Spiritual crises arise when the ruling value system and institutional structure of a society becomes alienated from citizens’ need to feel that they belong to a socio-cultural whole which values their contributions to its reproduction and development. More precisely, spiritual crises arise when the ruling value system and institutional structure of a society actively alienate citizens by treating them as mere tools of its material reproduction. When people are treated as mere tools of system-reproduction, their moral being as intrinsically life-valuable centres of experience, action, and interaction, cognizant of the social conditions of their freedom and well-being, and desirous of enhancing the social foundations of their individuality, are attacked.

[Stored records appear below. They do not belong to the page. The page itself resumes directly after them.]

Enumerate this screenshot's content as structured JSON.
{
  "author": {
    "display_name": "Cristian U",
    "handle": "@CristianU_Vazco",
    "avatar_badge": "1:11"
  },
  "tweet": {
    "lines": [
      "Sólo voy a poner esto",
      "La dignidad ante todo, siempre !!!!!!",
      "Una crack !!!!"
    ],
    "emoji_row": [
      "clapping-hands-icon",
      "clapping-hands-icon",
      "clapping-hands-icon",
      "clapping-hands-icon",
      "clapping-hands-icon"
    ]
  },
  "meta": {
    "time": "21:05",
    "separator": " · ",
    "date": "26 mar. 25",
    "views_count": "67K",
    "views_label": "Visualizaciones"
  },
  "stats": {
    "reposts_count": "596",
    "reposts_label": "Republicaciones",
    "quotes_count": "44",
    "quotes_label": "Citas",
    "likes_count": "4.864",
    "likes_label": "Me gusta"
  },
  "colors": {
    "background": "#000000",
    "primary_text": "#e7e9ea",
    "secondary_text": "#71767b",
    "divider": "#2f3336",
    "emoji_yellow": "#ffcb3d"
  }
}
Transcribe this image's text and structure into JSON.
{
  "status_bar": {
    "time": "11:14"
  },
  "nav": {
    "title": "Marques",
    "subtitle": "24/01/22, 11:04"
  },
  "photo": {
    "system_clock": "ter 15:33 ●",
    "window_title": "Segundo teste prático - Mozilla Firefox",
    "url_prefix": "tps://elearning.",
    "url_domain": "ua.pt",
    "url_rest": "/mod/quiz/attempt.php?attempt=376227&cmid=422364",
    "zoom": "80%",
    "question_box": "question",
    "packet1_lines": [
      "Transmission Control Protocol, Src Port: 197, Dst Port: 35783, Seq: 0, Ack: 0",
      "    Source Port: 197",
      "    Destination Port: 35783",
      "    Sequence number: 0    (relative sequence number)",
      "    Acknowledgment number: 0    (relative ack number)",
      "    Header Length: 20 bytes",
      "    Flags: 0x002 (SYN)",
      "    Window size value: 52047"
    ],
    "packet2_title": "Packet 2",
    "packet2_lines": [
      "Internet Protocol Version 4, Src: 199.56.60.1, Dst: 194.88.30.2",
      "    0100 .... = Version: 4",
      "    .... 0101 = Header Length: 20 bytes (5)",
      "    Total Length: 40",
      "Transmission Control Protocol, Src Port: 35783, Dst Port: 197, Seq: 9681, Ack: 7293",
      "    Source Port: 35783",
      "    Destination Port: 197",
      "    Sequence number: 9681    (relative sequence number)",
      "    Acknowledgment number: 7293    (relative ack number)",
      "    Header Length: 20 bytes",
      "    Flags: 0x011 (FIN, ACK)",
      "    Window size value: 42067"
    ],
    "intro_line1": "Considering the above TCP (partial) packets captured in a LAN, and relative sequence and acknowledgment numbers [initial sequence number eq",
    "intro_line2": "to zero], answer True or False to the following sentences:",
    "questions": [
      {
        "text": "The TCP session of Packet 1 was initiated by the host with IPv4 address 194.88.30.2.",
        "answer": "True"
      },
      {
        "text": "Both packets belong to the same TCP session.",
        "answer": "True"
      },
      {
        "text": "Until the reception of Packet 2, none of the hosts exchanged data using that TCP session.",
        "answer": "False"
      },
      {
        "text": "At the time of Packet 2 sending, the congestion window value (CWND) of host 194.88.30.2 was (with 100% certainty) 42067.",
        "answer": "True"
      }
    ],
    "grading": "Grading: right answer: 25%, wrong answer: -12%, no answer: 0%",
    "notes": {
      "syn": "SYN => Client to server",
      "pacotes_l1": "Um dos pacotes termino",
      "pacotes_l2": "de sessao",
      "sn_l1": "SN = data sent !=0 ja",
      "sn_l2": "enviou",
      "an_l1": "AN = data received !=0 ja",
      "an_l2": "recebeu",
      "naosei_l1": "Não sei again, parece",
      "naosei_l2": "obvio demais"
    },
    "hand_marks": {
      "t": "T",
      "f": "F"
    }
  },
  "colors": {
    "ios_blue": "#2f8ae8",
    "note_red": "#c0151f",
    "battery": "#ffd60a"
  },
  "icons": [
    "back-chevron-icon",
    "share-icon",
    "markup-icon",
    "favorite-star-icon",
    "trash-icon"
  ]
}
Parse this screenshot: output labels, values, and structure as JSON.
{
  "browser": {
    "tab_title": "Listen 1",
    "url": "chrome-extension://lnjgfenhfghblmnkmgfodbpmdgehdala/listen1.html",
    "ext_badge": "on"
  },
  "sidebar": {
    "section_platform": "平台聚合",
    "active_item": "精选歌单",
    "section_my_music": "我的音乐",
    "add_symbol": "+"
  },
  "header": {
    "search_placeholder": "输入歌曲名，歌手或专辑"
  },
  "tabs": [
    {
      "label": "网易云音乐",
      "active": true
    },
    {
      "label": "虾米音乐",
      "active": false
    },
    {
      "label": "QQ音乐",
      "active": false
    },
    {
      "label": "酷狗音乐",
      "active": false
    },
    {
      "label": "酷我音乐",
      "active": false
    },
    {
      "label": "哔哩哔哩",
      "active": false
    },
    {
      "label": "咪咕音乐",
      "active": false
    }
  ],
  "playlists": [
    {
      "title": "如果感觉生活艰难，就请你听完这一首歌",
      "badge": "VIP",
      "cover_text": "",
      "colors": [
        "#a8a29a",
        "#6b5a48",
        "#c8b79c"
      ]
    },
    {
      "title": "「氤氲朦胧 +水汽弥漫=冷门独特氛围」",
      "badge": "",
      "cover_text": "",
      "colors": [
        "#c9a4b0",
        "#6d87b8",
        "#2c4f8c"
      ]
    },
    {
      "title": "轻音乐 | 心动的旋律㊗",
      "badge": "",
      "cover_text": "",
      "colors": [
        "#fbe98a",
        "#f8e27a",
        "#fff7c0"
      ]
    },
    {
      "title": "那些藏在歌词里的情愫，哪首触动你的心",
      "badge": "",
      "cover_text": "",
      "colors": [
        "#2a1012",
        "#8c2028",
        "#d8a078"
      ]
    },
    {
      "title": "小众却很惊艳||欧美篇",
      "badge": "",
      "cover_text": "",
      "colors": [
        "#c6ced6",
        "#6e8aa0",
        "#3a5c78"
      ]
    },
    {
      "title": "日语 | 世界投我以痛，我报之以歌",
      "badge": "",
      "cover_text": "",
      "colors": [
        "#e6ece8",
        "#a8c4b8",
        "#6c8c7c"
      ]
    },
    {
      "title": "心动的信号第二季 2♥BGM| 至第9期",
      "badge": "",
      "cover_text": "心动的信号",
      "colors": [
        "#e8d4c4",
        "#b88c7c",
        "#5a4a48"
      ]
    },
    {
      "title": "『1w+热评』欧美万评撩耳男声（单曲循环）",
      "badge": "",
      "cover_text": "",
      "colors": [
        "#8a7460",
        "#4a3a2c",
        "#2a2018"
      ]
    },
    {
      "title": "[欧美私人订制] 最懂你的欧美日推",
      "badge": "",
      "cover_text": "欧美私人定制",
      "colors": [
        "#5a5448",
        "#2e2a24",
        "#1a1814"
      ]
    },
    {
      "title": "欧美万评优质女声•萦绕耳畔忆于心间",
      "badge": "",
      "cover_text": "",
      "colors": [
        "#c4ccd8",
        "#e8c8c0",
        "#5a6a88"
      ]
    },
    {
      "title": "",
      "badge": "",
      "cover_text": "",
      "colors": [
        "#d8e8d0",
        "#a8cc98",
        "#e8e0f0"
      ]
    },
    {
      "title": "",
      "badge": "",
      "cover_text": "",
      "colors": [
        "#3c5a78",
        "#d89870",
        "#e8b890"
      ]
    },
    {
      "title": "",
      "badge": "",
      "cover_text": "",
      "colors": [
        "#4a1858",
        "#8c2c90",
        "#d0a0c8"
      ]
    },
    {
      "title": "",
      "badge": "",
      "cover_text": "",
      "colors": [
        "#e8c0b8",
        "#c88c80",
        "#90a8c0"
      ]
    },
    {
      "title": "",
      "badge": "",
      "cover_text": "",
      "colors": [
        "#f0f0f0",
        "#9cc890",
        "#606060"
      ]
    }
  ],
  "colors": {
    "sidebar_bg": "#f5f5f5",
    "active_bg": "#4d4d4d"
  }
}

In these alienated circumstances social problems are presented to the populace as technical problems to be solved by political and economic experts working in the service of the established asymmetries of wealth and power. Spiritual crises thus arise when ruling classes attempt to solve a material crisis of social reproduction by treating subaltern groups not as participating members of a social whole, but as passive objects whose life-interests must be sacrificed to the health of the system understood as a reified whole indifferent to the life-requirements of the people who live under it.